Robert Louis Stevenson State Park

Stevenson Memorial Trail
Robert Louis Stevenson State Park
To Stevenson Memorial is 2 miles round trip; to summit of Mt. Saint Helena is 10 miles round trip with 1,300-foot elevation gain
Why Go
The Story

You can see the imposing mountain towering above the wineries. Mt. Saint Helena is a landmark, a wild backdrop behind the neat, cultivated vineyards of Napa Valley.

Best view of the wine country is from the top of 4,343-foot Mt. Saint Helena, reached by a five mile trail that winds through stands of knobcone pine to deliver summit panoramas of not only Napa Valley but the High Sierra and San Francisco Bay as well.

Most of the summit and broad shoulders of Mt. Saint Helena are protected by Robert Louis Stevenson State Park. Stevenson, best remembered for his imaginative novels, Dr. Jekyll and Mr. Hyde and Treasure Island, honeymooned in a cabin tucked in one of Mt. Saint Helena’s ravines in the summer of 1880.

Today you can take a short (one mile) hike into California literary history by joining the trail leading to the secluded site of the Stevensons’ honeymoon. Wrote Stevenson: “At sunrise, and again later at night, the scent of sweet bays filled the canyon.” A memorial in the form of an open book commemorates the author’s stay on the mountain and marks the site of his cabin. (Learn more about the author at the Robert Louis Stevenson Museum in St. Helena.)

Stevenson Memorial Trail is particularly enjoyable for the first interesting mile as it winds through the forest to the memorial. The next four miles of trail-a well-graded fire road leading to the summit-are frankly a bit monotonous; however, the grand vistas, becoming better and better as you climb, more than compensate.

Directions

Robert Louis Stevenson State Park is located off Highway 29, eight miles from Calistoga, California, with the main parking area and trailhead situated at 4625 or 4824 Lake County Highway. You’ll find parking turnouts on both sides of the highway. The trail departs from the west side.

The Hike

Just above the parking lot is a picnic area. During Stevenson’s day, a stage stop and the Toll House Hotel were located here. Signed Stevenson Memorial Trail switchbacks up a shady slope forested with oak, madrone, bay and Douglas fir. A pleasant mile’s walk brings you face-to-face with the granite Stevenson memorial, itself something of a historical curiosity, having been erected by “The Club Women of Napa County” in 1911.

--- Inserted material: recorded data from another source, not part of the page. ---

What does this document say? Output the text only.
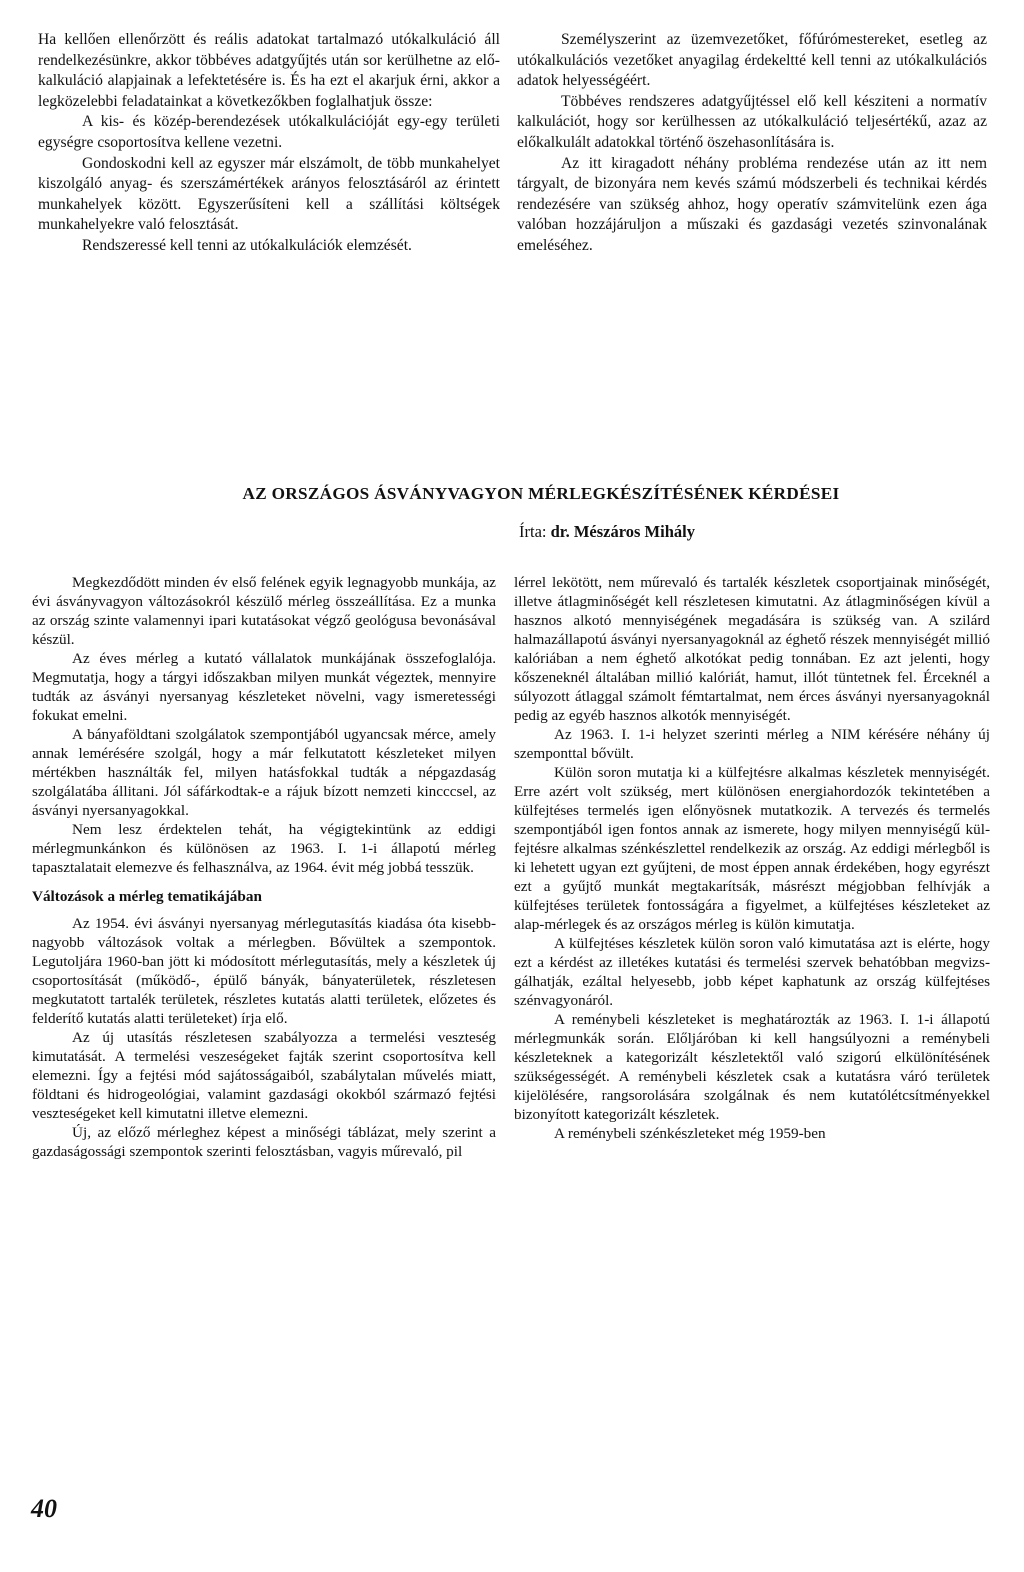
Ha kellően ellenőrzött és reális adatokat tartalmazó utókalkuláció áll rendelkezésünkre, akkor többéves adatgyűjtés után sor kerülhetne az előkalkuláció alapjainak a lefektetésére is. És ha ezt el akarjuk érni, akkor a legközelebbi feladatainkat a következőkben foglalhatjuk össze:

A kis- és közép-berendezések utókalkulációját egy-egy területi egységre csoportosítva kellene vezetni.

Gondoskodni kell az egyszer már elszámolt, de több munkahelyet kiszolgáló anyag- és szerszámértékek arányos felosztásáról az érintett munkahelyek között. Egyszerűsíteni kell a szállítási költségek munkahelyekre való felosztását.

Rendszeressé kell tenni az utókalkulációk elemzését.

Személyszerint az üzemvezetőket, főfúrómestereket, esetleg az utókalkulációs vezetőket anyagilag érdekeltté kell tenni az utókalkulációs adatok helyességéért.

Többéves rendszeres adatgyűjtéssel elő kell késziteni a normatív kalkulációt, hogy sor kerülhessen az utókalkuláció teljesértékű, azaz az előkalkulált adatokkal történő öszehasonlítására is.

Az itt kiragadott néhány probléma rendezése után az itt nem tárgyalt, de bizonyára nem kevés számú módszerbeli és technikai kérdés rendezésére van szükség ahhoz, hogy operatív számvitelünk ezen ága valóban hozzájáruljon a műszaki és gazdasági vezetés szinvonalának emeléséhez.

AZ ORSZÁGOS ÁSVÁNYVAGYON MÉRLEGKÉSZÍTÉSÉNEK KÉRDÉSEI
Írta: dr. Mészáros Mihály

Megkezdődött minden év első felének egyik legnagyobb munkája, az évi ásványvagyon változásokról készülő mérleg összeállítása. Ez a munka az ország szinte valamennyi ipari kutatásokat végző geológusa bevonásával készül.

Az éves mérleg a kutató vállalatok munkájának összefoglalója. Megmutatja, hogy a tárgyi időszakban milyen munkát végeztek, mennyire tudták az ásványi nyersanyag készleteket növelni, vagy ismeretességi fokukat emelni.

A bányaföldtani szolgálatok szempontjából ugyancsak mérce, amely annak lemérésére szolgál, hogy a már felkutatott készleteket milyen mértékben használták fel, milyen hatásfokkal tudták a népgazdaság szolgálatába állitani. Jól sáfárkodtak-e a rájuk bízott nemzeti kincccsel, az ásványi nyersanyagokkal.

Nem lesz érdektelen tehát, ha végigtekintünk az eddigi mérlegmunkánkon és különösen az 1963. I. 1-i állapotú mérleg tapasztalatait elemezve és felhasználva, az 1964. évit még jobbá tesszük.

Változások a mérleg tematikájában

Az 1954. évi ásványi nyersanyag mérlegutasítás kiadása óta kisebb-nagyobb változások voltak a mérlegben. Bővültek a szempontok. Legutoljára 1960-ban jött ki módosított mérlegutasítás, mely a készletek új csoportosítását (működő-, épülő bányák, bányaterületek, részletesen megkutatott tartalék területek, részletes kutatás alatti területek, előzetes és felderítő kutatás alatti területeket) írja elő.

Az új utasítás részletesen szabályozza a termelési veszteség kimutatását. A termelési veszeségeket fajták szerint csoportosítva kell elemezni. Így a fejtési mód sajátosságaiból, szabálytalan művelés miatt, földtani és hidrogeológiai, valamint gazdasági okokból származó fejtési veszteségeket kell kimutatni illetve elemezni.

Új, az előző mérleghez képest a minőségi táblázat, mely szerint a gazdaságossági szempontok szerinti felosztásban, vagyis műrevaló, pil

lérrel lekötött, nem műrevaló és tartalék készletek csoportjainak minőségét, illetve átlagminőségét kell részletesen kimutatni. Az átlagminőségen kívül a hasznos alkotó mennyiségének megadására is szükség van. A szilárd halmazállapotú ásványi nyersanyagoknál az éghető részek mennyiségét millió kalóriában a nem éghető alkotókat pedig tonnában. Ez azt jelenti, hogy kőszeneknél általában millió kalóriát, hamut, illót tüntetnek fel. Érceknél a súlyozott átlaggal számolt fémtartalmat, nem érces ásványi nyersanyagoknál pedig az egyéb hasznos alkotók mennyiségét.

Az 1963. I. 1-i helyzet szerinti mérleg a NIM kérésére néhány új szemponttal bővült.

Külön soron mutatja ki a külfejtésre alkalmas készletek mennyiségét. Erre azért volt szükség, mert különösen energiahordozók tekintetében a külfejtéses termelés igen előnyösnek mutatkozik. A tervezés és termelés szempontjából igen fontos annak az ismerete, hogy milyen mennyiségű külfejtésre alkalmas szénkészlettel rendelkezik az ország. Az eddigi mérlegből is ki lehetett ugyan ezt gyűjteni, de most éppen annak érdekében, hogy egyrészt ezt a gyűjtő munkát megtakarítsák, másrészt mégjobban felhívják a külfejtéses területek fontosságára a figyelmet, a külfejtéses készleteket az alap-mérlegek és az országos mérleg is külön kimutatja.

A külfejtéses készletek külön soron való kimutatása azt is elérte, hogy ezt a kérdést az illetékes kutatási és termelési szervek behatóbban megvizsgálhatják, ezáltal helyesebb, jobb képet kaphatunk az ország külfejtéses szénvagyonáról.

A reménybeli készleteket is meghatározták az 1963. I. 1-i állapotú mérlegmunkák során. Előljáróban ki kell hangsúlyozni a reménybeli készleteknek a kategorizált készletektől való szigorú elkülönítésének szükségességét. A reménybeli készletek csak a kutatásra váró területek kijelölésére, rangsorolására szolgálnak és nem kutatólétcsítményekkel bizonyított kategorizált készletek.

A reménybeli szénkészleteket még 1959-ben

40
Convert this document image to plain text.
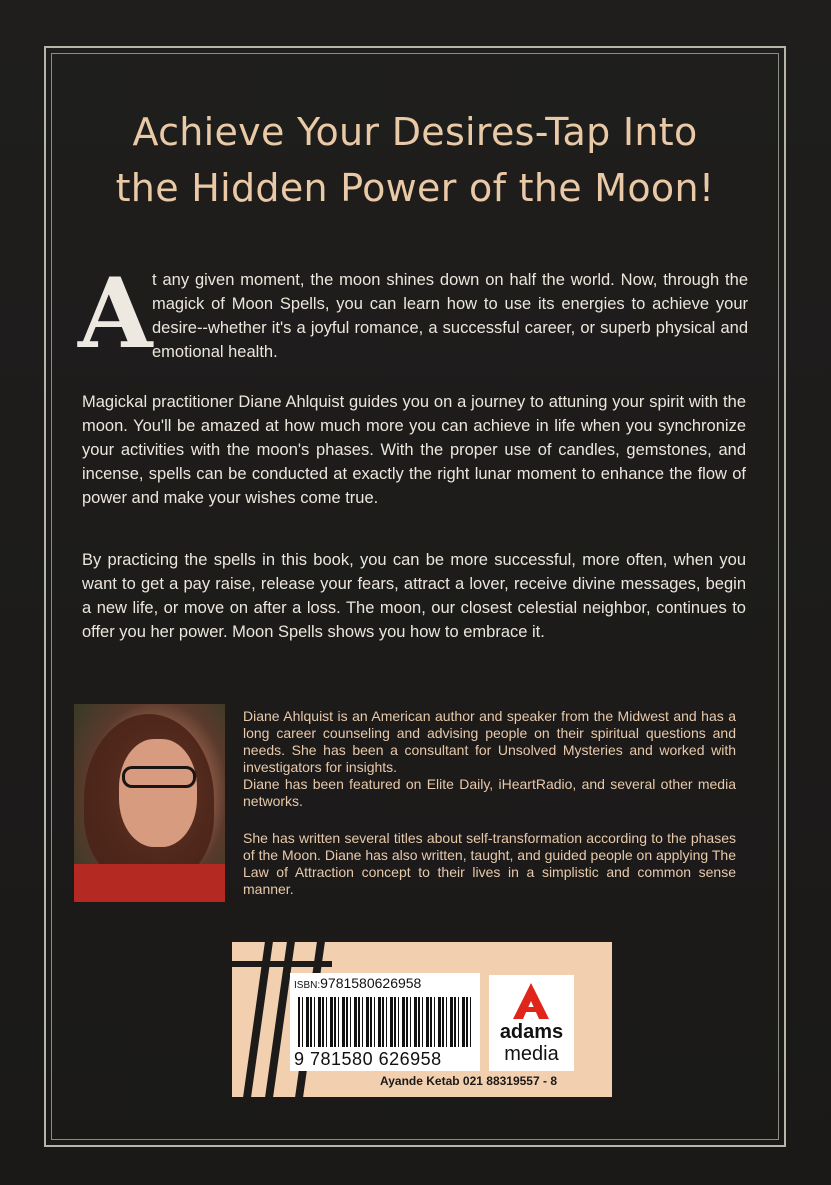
Achieve Your Desires-Tap Into
the Hidden Power of the Moon!
A t any given moment, the moon shines down on half the world. Now, through the magick of Moon Spells, you can learn how to use its energies to achieve your desire--whether it's a joyful romance, a successful career, or superb physical and emotional health.
Magickal practitioner Diane Ahlquist guides you on a journey to attuning your spirit with the moon. You'll be amazed at how much more you can achieve in life when you synchronize your activities with the moon's phases. With the proper use of candles, gemstones, and incense, spells can be conducted at exactly the right lunar moment to enhance the flow of power and make your wishes come true.
By practicing the spells in this book, you can be more successful, more often, when you want to get a pay raise, release your fears, attract a lover, receive divine messages, begin a new life, or move on after a loss. The moon, our closest celestial neighbor, continues to offer you her power. Moon Spells shows you how to embrace it.
Diane Ahlquist is an American author and speaker from the Midwest and has a long career counseling and advising people on their spiritual questions and needs. She has been a consultant for Unsolved Mysteries and worked with investigators for insights.
Diane has been featured on Elite Daily, iHeartRadio, and several other media networks.
She has written several titles about self-transformation according to the phases of the Moon. Diane has also written, taught, and guided people on applying The Law of Attraction concept to their lives in a simplistic and common sense manner.
ISBN:9781580626958
9 781580 626958
adams
media
Ayande Ketab 021 88319557 - 8
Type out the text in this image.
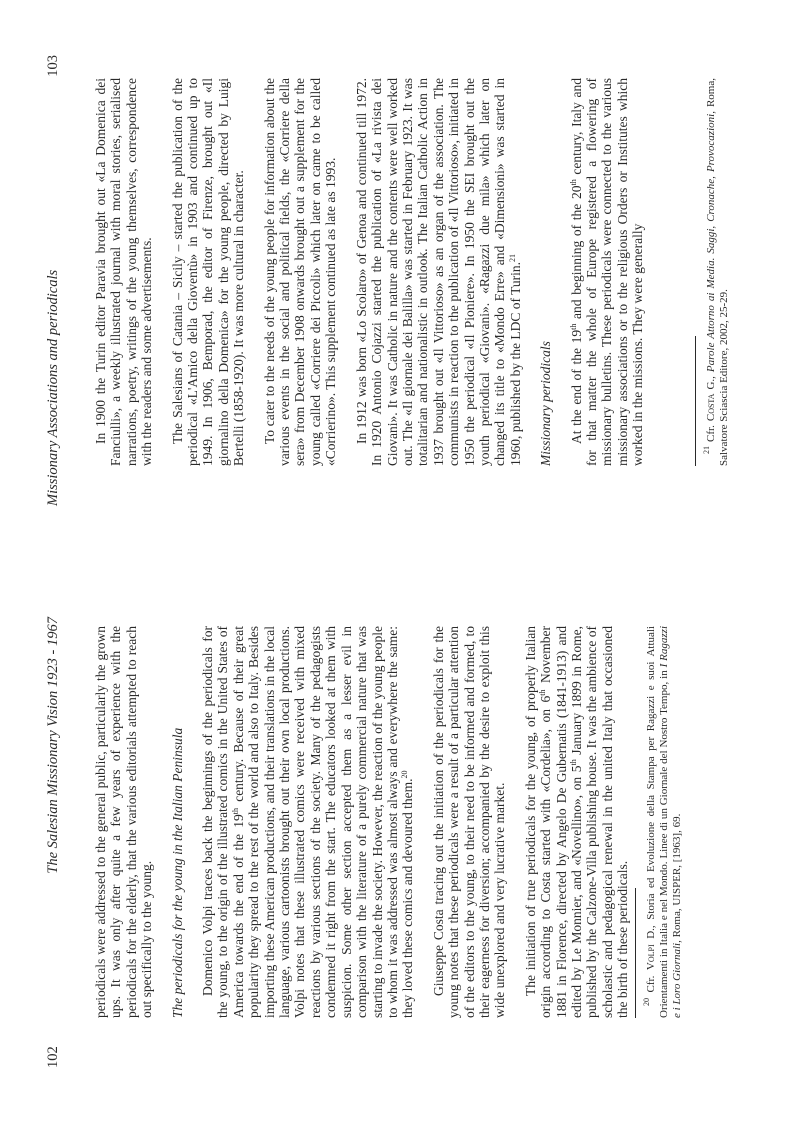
102
The Salesian Missionary Vision 1923 - 1967 periodicals were addressed to the general public, particularly the grown ups. It was only after quite a few years of experience with the periodicals for the elderly, that the various editorials attempted to reach out specifically to the young. The periodicals for the young in the Italian Peninsula Domenico Volpi traces back the beginnings of the periodicals for the young, to the origin of the illustrated comics in the United States of America towards the end of the 19th century. Because of their great popularity they spread to the rest of the world and also to Italy. Besides importing these American productions, and their translations in the local language, various cartoonists brought out their own local productions. Volpi notes that these illustrated comics were received with mixed reactions by various sections of the society. Many of the pedagogists condemned it right from the start. The educators looked at them with suspicion. Some other section accepted them as a lesser evil in comparison with the literature of a purely commercial nature that was starting to invade the society. However, the reaction of the young people to whom it was addressed was almost always and everywhere the same: they loved these comics and devoured them.$^{20}$	Giuseppe Costa tracing out the initiation of the periodicals for the young notes that these periodicals were a result of a particular attention of the editors to the young, to their need to be informed and formed, to their eagerness for diversion; accompanied by the desire to exploit this wide unexplored and very lucrative market. The initiation of true periodicals for the young, of properly Italian origin according to Costa started with «Cordelia», on 6th November 1881 in Florence, directed by Angelo De Gubernatis (1841-1913) and edited by Le Monnier, and «Novellino», on 5th January 1899 in Rome, published by the Calzone-Villa publishing house. It was the ambience of scholastic and pedagogical renewal in the united Italy that occasioned the birth of these periodicals. $^{20}$ Cfr. Volpi D., Storia ed Evoluzione della Stampa per Ragazzi e suoi Attuali Orientamenti in Italia e nel Mondo. Linee di un Giornale del Nostro Tempo, in I Ragazzi e i Loro Giornali, Roma, UISPER, [1963], 69.

Missionary Associations and periodicals
103

In 1900 the Turin editor Paravia brought out «La Domenica dei Fanciulli», a weekly illustrated journal with moral stories, serialised narrations, poetry, writings of the young themselves, correspondence with the readers and some advertisements. The Salesians of Catania – Sicily – started the publication of the periodical «L'Amico della Gioventù» in 1903 and continued up to 1949. In 1906, Bemporad, the editor of Firenze, brought out «Il giornalino della Domenica» for the young people, directed by Luigi Bertelli (1858-1920). It was more cultural in character. To cater to the needs of the young people for information about the various events in the social and political fields, the «Corriere della sera» from December 1908 onwards brought out a supplement for the young called «Corriere dei Piccoli» which later on came to be called «Corrierino». This supplement continued as late as 1993. In 1912 was born «Lo Scolaro» of Genoa and continued till 1972. In 1920 Antonio Cojazzi started the publication of «La rivista dei Giovani». It was Catholic in nature and the contents were well worked out. The «Il giornale dei Balilla» was started in February 1923. It was totalitarian and nationalistic in outlook. The Italian Catholic Action in 1937 brought out «Il Vittorioso» as an organ of the association. The communists in reaction to the publication of «Il Vittorioso», initiated in 1950 the periodical «Il Pioniere». In 1950 the SEI brought out the youth periodical «Giovani». «Ragazzi due mila» which later on changed its title to «Mondo Erre» and «Dimensioni» was started in 1960, published by the LDC of Turin.$^{21}$

Missionary periodicals At the end of the 19th and beginning of the 20th century, Italy and for that matter the whole of Europe registered a flowering of missionary bulletins. These periodicals were connected to the various missionary associations or to the religious Orders or Institutes which worked in the missions. They were generally	$^{21}$ Cfr. Costa G., Parole Attorno ai Media. Saggi, Cronache, Provocazioni, Roma, Salvatore Sciascia Editore, 2002, 25-29.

To continue to the peak, scramble up a badly eroded hundred-yard-long stretch of trail to the fire road and turn left. The road soon brings you to a hairpin turn and the first grand view en route. You can admire part of the Napa Valley and surrounding ridges, San Francisco high-rises, as well as two distinct and aptly named nearby peaks: Turk’s Head to the west and Red Hill to the south.

The road continues climbing moderately, but doggedly, up the mountain. Wind-battered, but unbowed, knobcone pine dot the middle slopes of Mt. Saint Helena. Three miles from the trailhead, you’ll pass under some power lines, and another half mile’s travel brings you to a junction with a spur trail leading 0.4 mile to Mt. Saint Helena’s South Peak.

A half mile from the summit, the road passes through a forest of sugar pine and Douglas fir, then begins the final climb to the peak. Various transmitters, communication facilities and a fire lookout clutter the summit, but don’t block the view. Vistas include the Sonoma County coast to the west, Santa Rosa due south, San Francisco and the Bay to the southwest, the High Sierra north of Yosemite to the east. On the clearest of days, you might be able to glimpse Mt. Shasta, nearly 200 miles to the northeast.